Another hopeful attendee, Karen Lennon, is starting a business called Place Lifts, specializing in home staging. “Hiring a web designer is way beyond me right now,” she told me. “This is a quick, non-threatening, budget-friendly way to get started.” Next to her, Luke Doran, a high school history teacher, was successfully adding images of paintings like The Death of Socrates and Guernica to his educational site, History in
Plain Sight, which he hopes will have readership, and value, way beyond his own classroom.

The Smiths, three family members, all realtors at Better Holmes Rand Realty in White Plains, want not only to be on one page on the corporate site, but have their own unique web presence. “We do a lot for clients,” Jovonna Smith says, “virtual and real professional staging, floor plans, videos. Our new site, The Smith Portfolio of Homes, will showcase the properties we offer and to grab the client.” Happy with what her team was able to accomplish in a few hours, she said, “We just have to tweak it some more.”

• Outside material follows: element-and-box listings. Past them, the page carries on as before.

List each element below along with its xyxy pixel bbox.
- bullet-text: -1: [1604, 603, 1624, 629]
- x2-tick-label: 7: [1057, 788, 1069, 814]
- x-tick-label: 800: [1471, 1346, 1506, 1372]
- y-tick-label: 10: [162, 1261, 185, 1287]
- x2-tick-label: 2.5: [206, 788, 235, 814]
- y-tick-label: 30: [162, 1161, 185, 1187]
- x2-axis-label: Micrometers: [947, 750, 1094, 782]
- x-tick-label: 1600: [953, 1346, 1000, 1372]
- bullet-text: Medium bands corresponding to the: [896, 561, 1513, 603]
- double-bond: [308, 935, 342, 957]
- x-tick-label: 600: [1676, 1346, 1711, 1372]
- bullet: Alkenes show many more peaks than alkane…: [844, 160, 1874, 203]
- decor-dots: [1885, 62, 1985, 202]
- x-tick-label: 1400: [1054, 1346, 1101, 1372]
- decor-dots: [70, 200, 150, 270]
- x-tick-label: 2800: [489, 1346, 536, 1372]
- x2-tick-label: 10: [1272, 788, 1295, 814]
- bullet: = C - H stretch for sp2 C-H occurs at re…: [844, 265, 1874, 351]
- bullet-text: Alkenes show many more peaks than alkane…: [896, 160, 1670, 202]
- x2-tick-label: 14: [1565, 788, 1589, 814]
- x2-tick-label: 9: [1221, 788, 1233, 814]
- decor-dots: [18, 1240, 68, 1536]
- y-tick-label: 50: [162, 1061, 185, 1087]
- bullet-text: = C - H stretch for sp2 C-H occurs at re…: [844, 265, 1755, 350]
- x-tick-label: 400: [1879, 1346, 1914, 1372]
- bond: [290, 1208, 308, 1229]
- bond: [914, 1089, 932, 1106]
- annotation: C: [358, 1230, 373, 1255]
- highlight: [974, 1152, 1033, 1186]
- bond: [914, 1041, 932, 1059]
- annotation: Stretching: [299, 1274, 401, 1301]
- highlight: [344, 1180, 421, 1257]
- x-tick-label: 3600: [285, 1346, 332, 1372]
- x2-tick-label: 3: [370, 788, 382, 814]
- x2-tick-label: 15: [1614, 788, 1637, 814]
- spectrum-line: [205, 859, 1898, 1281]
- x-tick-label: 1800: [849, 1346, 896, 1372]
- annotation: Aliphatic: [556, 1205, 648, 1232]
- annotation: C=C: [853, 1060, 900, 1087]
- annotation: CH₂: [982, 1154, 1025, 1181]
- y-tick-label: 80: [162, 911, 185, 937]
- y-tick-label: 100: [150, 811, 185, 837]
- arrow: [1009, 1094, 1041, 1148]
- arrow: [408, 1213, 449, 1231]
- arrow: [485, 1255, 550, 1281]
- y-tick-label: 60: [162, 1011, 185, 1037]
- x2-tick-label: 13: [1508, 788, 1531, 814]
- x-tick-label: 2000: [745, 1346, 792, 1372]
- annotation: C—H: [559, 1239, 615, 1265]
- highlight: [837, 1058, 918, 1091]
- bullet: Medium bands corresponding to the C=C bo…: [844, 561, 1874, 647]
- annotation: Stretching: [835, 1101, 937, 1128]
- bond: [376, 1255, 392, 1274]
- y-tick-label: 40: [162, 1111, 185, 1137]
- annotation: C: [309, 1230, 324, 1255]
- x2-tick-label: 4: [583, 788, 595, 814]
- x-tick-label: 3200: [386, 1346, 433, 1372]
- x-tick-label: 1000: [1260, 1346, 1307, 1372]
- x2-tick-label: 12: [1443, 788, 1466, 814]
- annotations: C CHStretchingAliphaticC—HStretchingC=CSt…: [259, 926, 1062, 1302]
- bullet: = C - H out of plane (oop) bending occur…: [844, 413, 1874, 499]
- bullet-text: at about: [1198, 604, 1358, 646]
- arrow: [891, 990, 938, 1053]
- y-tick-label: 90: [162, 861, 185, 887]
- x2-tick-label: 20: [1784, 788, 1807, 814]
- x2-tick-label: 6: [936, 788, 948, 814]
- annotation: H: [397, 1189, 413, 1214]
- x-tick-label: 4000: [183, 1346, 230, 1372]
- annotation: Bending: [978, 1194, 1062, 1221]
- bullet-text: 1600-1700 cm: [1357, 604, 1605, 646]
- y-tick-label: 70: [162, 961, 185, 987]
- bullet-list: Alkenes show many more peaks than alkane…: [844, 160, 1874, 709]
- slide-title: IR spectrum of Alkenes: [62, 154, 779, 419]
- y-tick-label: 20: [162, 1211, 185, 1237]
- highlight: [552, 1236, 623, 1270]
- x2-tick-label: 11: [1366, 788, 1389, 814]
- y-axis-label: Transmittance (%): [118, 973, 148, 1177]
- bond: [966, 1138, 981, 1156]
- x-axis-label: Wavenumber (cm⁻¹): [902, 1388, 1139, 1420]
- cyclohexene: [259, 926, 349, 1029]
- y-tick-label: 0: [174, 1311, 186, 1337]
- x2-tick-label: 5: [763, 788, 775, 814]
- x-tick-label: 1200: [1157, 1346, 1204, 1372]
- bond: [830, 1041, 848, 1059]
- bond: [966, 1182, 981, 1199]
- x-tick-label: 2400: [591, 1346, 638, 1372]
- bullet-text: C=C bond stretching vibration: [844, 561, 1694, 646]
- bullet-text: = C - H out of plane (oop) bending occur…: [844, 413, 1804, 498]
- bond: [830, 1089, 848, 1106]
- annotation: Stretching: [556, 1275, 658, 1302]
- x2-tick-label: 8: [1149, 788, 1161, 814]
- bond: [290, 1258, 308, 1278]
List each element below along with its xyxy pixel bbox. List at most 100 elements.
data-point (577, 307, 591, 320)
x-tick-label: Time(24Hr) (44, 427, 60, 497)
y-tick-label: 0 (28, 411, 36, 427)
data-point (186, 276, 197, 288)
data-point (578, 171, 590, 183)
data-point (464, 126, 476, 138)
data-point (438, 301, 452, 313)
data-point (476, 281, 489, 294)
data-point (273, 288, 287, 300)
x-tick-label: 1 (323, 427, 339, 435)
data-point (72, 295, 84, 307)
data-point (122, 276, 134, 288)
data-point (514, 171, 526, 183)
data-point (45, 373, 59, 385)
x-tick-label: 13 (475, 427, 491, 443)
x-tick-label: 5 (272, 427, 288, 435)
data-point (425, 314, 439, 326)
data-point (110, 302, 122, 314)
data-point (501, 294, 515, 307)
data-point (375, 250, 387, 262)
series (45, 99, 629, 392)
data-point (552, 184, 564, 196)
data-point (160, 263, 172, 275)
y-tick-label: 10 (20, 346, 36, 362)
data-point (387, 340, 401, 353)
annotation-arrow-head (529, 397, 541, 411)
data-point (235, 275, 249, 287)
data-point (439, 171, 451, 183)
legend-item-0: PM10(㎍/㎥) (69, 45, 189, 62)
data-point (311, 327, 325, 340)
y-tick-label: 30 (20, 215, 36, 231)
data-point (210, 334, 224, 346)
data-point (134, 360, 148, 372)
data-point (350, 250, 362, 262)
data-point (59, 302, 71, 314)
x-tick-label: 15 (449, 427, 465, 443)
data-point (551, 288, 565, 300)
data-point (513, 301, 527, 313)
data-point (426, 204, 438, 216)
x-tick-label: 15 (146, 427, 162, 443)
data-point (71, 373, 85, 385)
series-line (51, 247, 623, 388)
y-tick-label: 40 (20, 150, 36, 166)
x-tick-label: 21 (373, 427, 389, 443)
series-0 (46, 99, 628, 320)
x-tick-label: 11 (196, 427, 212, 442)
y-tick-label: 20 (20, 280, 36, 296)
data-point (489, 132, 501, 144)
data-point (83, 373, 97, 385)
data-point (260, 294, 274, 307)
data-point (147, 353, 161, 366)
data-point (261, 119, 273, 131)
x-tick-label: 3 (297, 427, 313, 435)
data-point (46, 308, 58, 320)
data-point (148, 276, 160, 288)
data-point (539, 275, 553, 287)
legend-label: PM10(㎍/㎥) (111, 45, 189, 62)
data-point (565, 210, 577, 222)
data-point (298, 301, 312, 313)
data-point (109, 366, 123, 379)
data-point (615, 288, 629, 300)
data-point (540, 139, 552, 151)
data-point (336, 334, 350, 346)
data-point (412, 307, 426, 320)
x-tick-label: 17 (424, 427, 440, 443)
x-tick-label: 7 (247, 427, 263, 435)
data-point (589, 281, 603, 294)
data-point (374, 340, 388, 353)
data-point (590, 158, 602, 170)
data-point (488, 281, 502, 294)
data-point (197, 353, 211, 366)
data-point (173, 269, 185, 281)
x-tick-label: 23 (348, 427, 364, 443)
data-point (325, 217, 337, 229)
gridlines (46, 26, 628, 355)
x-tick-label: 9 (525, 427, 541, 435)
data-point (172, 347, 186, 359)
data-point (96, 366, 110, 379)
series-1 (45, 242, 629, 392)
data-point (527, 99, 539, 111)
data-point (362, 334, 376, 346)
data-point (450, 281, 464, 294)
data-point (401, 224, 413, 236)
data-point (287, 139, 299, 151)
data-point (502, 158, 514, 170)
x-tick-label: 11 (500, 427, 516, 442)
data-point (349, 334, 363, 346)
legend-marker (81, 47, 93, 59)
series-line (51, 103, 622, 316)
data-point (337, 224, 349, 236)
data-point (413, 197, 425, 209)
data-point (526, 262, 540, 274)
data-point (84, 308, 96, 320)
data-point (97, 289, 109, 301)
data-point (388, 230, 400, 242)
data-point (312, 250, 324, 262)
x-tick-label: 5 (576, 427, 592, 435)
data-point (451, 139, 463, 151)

The Smiths currently have one page on the corporate Rand Realty site

In progress: the new Smith site will showcase services they provide and homes for which they’re listing agent

Joe Ferraro, who was setting up his One Percent Better Podcast, a self-help site, summed up the workshop like this: “Ryan and Jon distilled years of valuable insight into a single evening. I left emboldened and a bit dizzy at the possibilities. While I am not naive enough to think I can master the template after one session, I now believe that I can save the lion’s share of the expense a designer would charge. There are limitations to the Squarespace template model, but none that make me feel that the cost-to-value ratio is not in favor of my current marketing budget.”

Joe Ferraro was a bit frustrated that he couldn’t move the position of the logo or move the “1% Better” headline up, but feels that this DIY approach works with his current marketing budget

For myself, when I have some time, I’ll choose and size my images, write the text, and send Ryan a folder with the ingredients. I think I know when to hire a professional.